Lineage-specific in-vitro susceptibility Mycobacterium tuberculosis to Pretomanid

Previous work reported unprecedented differences in the intrinsic in vitro susceptibility of the Mycobacterium tuberculosis complex (MTBC) to pretomanid (Pa) using the Mycobacteria Growth Indicator Tube (MGIT) system. The goal of this study was two-fold. First, we used MGIT to refine the current understanding of the impact of the MTBC diversity with a particular focus on the less frequent lineage 5 (L5), lineage 6 (L6), lineage 7 (L7), lineage 8 (L8), and lineage 9 (L9) that either did not feature at all in Bateson et al. or were represented by only a limited number of strain. Second, we used Middlebrook 7H11 (7H11) as an alternative medium to investigate whether the differences observed with MGIT were media-specific. We tested 125 L1-L9 strains that lacked known resistance mutations in the six canonical Pa-resistance genes from patients who had never received nitroimidazole treatment originating from 45 different countries in five different continents. All 125 strains were tested on 7H11 whereas a subset of 41 isolates were tested using MGIT. In addition, four strains with known resistance to nitroimidazoles were tested on both media. Our data confirmed that MTBC, unlike most bacteria-antibiotic combinations, displayed substantial differences in the susceptibility relative to the technical variation of Pa MIC testing.

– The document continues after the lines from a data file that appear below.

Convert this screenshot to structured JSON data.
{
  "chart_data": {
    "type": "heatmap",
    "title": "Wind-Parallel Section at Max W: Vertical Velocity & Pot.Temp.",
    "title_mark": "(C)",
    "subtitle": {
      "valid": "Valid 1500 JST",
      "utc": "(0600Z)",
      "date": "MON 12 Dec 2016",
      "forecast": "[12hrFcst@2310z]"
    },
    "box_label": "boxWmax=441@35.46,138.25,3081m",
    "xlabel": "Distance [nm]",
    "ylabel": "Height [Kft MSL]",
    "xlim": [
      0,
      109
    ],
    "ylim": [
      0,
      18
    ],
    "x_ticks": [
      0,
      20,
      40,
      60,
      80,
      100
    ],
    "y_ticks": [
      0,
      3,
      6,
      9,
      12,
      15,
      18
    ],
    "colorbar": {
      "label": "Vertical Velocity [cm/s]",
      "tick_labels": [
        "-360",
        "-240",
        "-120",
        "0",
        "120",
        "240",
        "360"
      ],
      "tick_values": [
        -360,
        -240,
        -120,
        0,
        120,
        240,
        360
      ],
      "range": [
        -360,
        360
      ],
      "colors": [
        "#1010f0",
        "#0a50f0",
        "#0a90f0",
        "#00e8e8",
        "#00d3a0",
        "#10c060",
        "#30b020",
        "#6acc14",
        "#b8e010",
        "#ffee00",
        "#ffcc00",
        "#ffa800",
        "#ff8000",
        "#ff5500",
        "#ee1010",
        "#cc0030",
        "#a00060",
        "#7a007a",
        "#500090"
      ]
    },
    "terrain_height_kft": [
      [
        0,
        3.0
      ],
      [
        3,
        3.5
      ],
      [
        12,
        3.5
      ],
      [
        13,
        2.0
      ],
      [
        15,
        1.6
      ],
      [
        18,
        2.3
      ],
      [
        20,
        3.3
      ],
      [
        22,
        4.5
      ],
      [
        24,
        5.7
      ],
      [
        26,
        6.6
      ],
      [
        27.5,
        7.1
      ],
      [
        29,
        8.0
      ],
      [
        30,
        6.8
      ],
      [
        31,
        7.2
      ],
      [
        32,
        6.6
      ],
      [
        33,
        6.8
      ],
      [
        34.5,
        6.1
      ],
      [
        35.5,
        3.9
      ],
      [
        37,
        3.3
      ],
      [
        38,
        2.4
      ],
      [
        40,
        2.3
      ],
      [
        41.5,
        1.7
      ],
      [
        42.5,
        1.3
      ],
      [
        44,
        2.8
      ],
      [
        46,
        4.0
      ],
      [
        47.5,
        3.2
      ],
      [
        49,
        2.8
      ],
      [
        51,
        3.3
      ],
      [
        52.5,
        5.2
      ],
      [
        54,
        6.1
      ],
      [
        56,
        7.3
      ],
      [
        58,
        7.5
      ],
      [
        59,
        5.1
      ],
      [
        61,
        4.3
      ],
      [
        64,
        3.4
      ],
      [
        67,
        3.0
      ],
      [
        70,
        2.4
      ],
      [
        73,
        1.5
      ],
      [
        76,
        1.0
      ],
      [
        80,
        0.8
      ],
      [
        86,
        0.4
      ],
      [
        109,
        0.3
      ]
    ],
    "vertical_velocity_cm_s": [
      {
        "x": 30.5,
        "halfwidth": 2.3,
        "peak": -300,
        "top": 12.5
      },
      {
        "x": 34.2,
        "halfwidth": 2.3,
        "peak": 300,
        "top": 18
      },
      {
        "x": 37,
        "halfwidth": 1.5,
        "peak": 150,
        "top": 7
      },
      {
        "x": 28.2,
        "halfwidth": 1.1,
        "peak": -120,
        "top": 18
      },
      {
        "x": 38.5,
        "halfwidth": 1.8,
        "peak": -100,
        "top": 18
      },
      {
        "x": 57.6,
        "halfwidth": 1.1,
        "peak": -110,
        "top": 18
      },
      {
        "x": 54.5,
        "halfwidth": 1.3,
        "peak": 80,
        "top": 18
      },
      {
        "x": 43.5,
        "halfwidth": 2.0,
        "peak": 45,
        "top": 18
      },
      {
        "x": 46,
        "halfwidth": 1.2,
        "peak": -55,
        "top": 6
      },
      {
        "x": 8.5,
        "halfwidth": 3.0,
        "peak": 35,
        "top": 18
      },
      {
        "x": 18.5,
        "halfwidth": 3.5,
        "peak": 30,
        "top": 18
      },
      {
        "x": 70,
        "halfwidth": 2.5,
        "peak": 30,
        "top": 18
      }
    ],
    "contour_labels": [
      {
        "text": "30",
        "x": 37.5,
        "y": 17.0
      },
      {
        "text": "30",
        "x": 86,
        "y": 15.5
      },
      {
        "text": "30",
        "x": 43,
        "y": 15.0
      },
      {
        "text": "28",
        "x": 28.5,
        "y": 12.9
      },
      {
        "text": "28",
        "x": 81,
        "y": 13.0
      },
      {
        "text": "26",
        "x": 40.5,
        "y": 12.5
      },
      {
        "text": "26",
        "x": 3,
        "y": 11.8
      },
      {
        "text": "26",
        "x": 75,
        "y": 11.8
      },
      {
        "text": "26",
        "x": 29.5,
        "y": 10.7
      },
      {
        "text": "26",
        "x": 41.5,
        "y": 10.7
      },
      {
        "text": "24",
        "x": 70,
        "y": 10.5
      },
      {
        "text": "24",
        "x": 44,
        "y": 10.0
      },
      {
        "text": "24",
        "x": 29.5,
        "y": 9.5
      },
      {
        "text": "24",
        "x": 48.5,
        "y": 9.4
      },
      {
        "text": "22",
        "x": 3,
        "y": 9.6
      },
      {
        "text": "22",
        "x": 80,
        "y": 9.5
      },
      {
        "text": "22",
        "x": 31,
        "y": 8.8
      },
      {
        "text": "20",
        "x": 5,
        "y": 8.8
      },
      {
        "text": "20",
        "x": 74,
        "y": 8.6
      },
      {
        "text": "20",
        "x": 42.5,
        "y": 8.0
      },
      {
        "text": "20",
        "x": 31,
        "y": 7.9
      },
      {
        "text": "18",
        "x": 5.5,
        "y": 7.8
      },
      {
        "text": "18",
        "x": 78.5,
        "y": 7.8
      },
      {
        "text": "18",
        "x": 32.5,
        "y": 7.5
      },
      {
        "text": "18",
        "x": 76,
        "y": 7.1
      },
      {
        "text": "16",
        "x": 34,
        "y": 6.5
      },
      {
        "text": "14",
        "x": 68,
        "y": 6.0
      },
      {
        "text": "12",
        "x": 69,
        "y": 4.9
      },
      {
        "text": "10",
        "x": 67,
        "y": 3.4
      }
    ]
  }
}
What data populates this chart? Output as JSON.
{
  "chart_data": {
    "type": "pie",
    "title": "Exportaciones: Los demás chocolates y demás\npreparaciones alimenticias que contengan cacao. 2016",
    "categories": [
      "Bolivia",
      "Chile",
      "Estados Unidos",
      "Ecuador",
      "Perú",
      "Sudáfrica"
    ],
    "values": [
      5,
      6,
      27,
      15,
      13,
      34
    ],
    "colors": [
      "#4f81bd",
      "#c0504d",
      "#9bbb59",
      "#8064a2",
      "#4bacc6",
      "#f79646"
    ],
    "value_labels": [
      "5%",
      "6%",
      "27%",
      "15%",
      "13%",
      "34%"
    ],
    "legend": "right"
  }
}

This was also the case for the 7H11 medium, demonstrating that these differences were not specific to MGIT. Notably, lineage 1 was confirmed to have intrinsically elevated MICs compared with lineages 2, 3, 4 and 7 (L2-4/7), underlining the urgent need for WHO to publish its decision of whether lineage 1 should be considered susceptible to BPaL(M), the now preferred all-oral regiment for treating rifampin-resistant tuberculosis. Lineage 5 and 6, which are most frequent in West Africa, responded differently to Pa, with the former being more similar to L2-4/7 and the latter being more susceptible. Of all 129 strains included in this study, 123 had whole genome sequencing data and for 21 of these, new Fastq data was generated and published under this study project.